Sperry and Hutchison a/k/a S&H was the largest trading stamp company and started its practice in the late 1800s, becoming one of the first such companies. During the 1960s, S&H printed its own rewards catalog that became America’s largest publication. At the same time, S&H allegedly issued three times more stamps than the U.S. Post Office.
S&H had competitors, including, Plaid Stamps, Gold Bell Gift Stamps, Gold Bond Stamps, Blue Chip Stamps, and a few others. The stamps were distributed when customers bought products, primarily at grocery stores, gasoline stations and department and other retail stores. I’m going to speak about the S&H stamps since I licked more of them than other brands.
S&H’s stamps came in one, ten and fifty point denominations and were awarded in ten-cent increments … a one denomination stamp was equal to ten-cents and so forth. Their collector books were free; twenty-four pages long; and needed fifty stamps to fill a page. That meant each book held twelve hundred stamps, equivalent to spending $120. The completed books were exchangeable for merchandise at an S&H redemption center or via mail.
The retailer that planned to offer trading stamps would purchase their stamps from whichever company it chose, and then award the stamps at a rate determined by the merchant. Customers would frequently choose one store over another because that store gave out more stamps than another for each dollar spent.
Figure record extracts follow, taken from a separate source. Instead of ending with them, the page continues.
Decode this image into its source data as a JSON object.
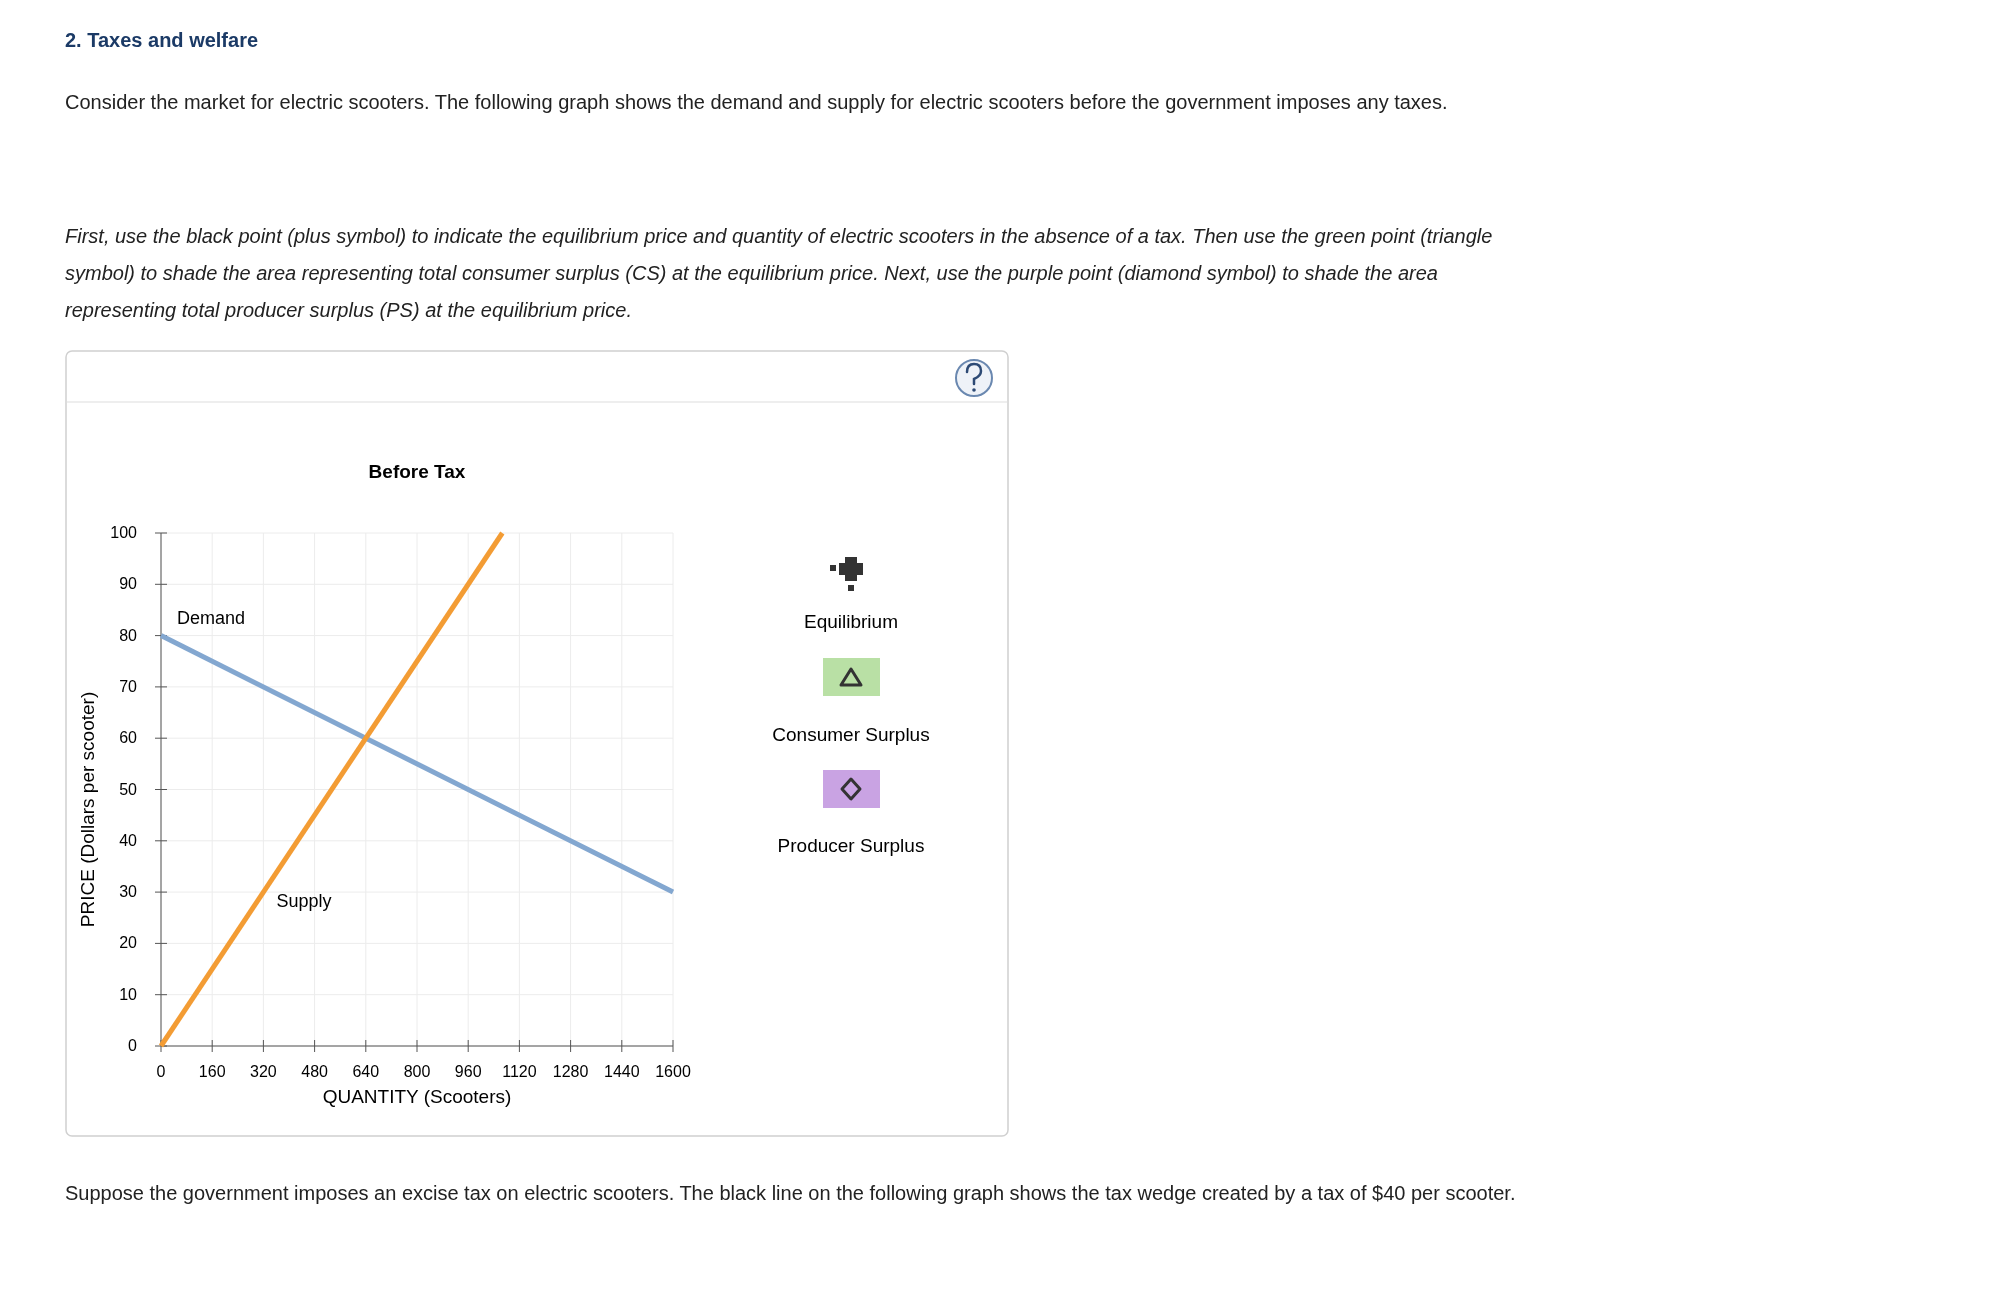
{
  "chart_data": {
    "type": "line",
    "title": "Before Tax",
    "xlabel": "QUANTITY (Scooters)",
    "ylabel": "PRICE (Dollars per scooter)",
    "series": [
      {
        "name": "Demand",
        "color": "#83a7d0",
        "x": [
          0,
          1600
        ],
        "values": [
          80,
          30
        ]
      },
      {
        "name": "Supply",
        "color": "#f39c34",
        "x": [
          0,
          1066.7
        ],
        "values": [
          0,
          100
        ]
      }
    ],
    "xlim": [
      0,
      1600
    ],
    "xticks": [
      0,
      160,
      320,
      480,
      640,
      800,
      960,
      1120,
      1280,
      1440,
      1600
    ],
    "ylim": [
      0,
      100
    ],
    "yticks": [
      0,
      10,
      20,
      30,
      40,
      50,
      60,
      70,
      80,
      90,
      100
    ],
    "grid": true,
    "marker": "none",
    "line_style": "solid",
    "annotations": [
      "2. Taxes and welfare",
      "Consider the market for electric scooters. The following graph shows the demand and supply for electric scooters before the government imposes any taxes.",
      "First, use the black point (plus symbol) to indicate the equilibrium price and quantity of electric scooters in the absence of a tax. Then use the green point (triangle symbol) to shade the area representing total consumer surplus (CS) at the equilibrium price. Next, use the purple point (diamond symbol) to shade the area representing total producer surplus (PS) at the equilibrium price.",
      "Equilibrium",
      "Consumer Surplus",
      "Producer Surplus",
      "Suppose the government imposes an excise tax on electric scooters. The black line on the following graph shows the tax wedge created by a tax of $40 per scooter."
    ]
  }
}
Trading stamps were most popular during the mid-‘60s. In 1965, supermarkets stopped issuing stamps and started lowering prices instead. They also started to use “preferred customer” programs. Later, the recessions of the ‘70s diminished the value of trading stamps, and consumers began to stop collecting them.
If you still have any trading stamps, they might have some “value.” The Internet is your best source to find out what you need to do to redeem them for something.